Include clavulanic acid, sulbactam, tazobactam. Often added to penicillin antibiotics to protect the antibiotic from destruction by B-lactamase (penicillinase).
What is the mechanism of cephalosporins? Toxicity?
B-lactam drugs that inhibit cell wall synthesis but are less susceptible to penicillinases. Bactericidal.
Organisms typically not covered by cephalosporins are LAME: Listeria, Atypicals (Chlamydia, Mycoplasma), MRSA, and Enterococci. Exception: ceftaroline covers MRSA.
Toxicity: Hypersensitivity reactions, vitamin K deficiency.
Low cross-reactivity with penicillins. Increased nephrotoxicity of aminoglycosides.
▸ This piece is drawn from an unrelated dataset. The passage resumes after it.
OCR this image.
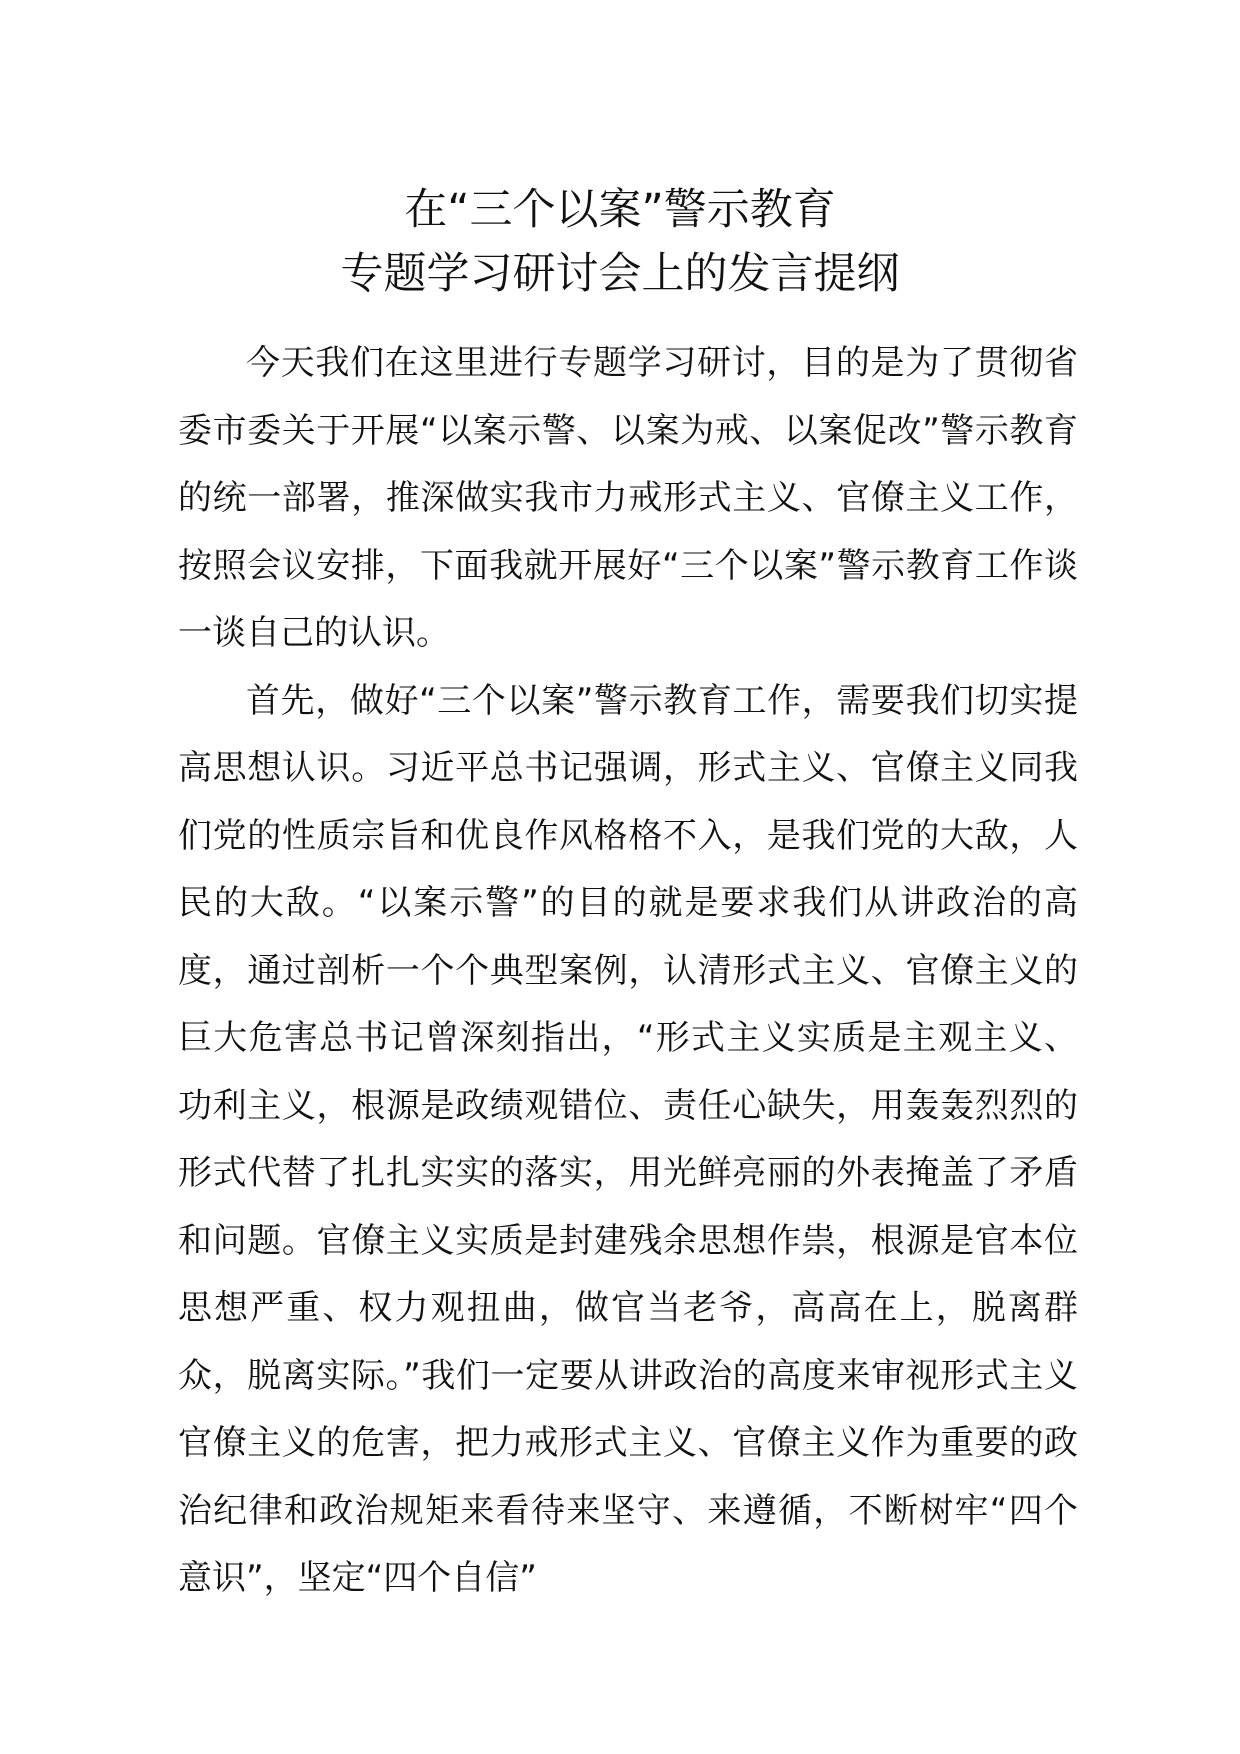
在“三个以案”警示教育
专题学习研讨会上的发言提纲

今天我们在这里进行专题学习研讨，目的是为了贯彻省委市委关于开展“以案示警、以案为戒、以案促改”警示教育的统一部署，推深做实我市力戒形式主义、官僚主义工作，按照会议安排，下面我就开展好“三个以案”警示教育工作谈一谈自己的认识。

首先，做好“三个以案”警示教育工作，需要我们切实提高思想认识。习近平总书记强调，形式主义、官僚主义同我们党的性质宗旨和优良作风格格不入，是我们党的大敌，人民的大敌。“以案示警”的目的就是要求我们从讲政治的高度，通过剖析一个个典型案例，认清形式主义、官僚主义的巨大危害总书记曾深刻指出，“形式主义实质是主观主义、功利主义，根源是政绩观错位、责任心缺失，用轰轰烈烈的形式代替了扎扎实实的落实，用光鲜亮丽的外表掩盖了矛盾和问题。官僚主义实质是封建残余思想作祟，根源是官本位思想严重、权力观扭曲，做官当老爷，高高在上，脱离群众，脱离实际。”我们一定要从讲政治的高度来审视形式主义官僚主义的危害，把力戒形式主义、官僚主义作为重要的政治纪律和政治规矩来看待来坚守、来遵循，不断树牢“四个意识”，坚定“四个自信”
What are cefazolin, cephalexin?
1st generation cephalosporins
Gram positive cocci: Proteus mirabilis, E. Coli, Klebsiella pneumoniae. Cefazolin used prior to surgery to prevent S. aureus wound infections. PEcK.
What are cefoxitin, cefaclor, cefuroxime?
2nd generation cephalosporins.
Gram-positive cocci: Haemophilus influenzae, Enterobacter aerogenes, Neisseria spp., Proteus mirabilis, E. coli, Klebsiella pneumoniae, Serratia marcescens.
HEN PEcKS.
What are ceftriaxone, cefotaxime, ceftazidime?
3rd generation cephalosporins.
Serious gram-negative infections resistant to other B-lactams.
Ceftriaxone: meningitis and gonorrhea.
Ceftazidime: Pseudomonas.
What is cefepime?
4th generation cephalosporin
Increased activity against Pseudomonas and gram-positive organisms.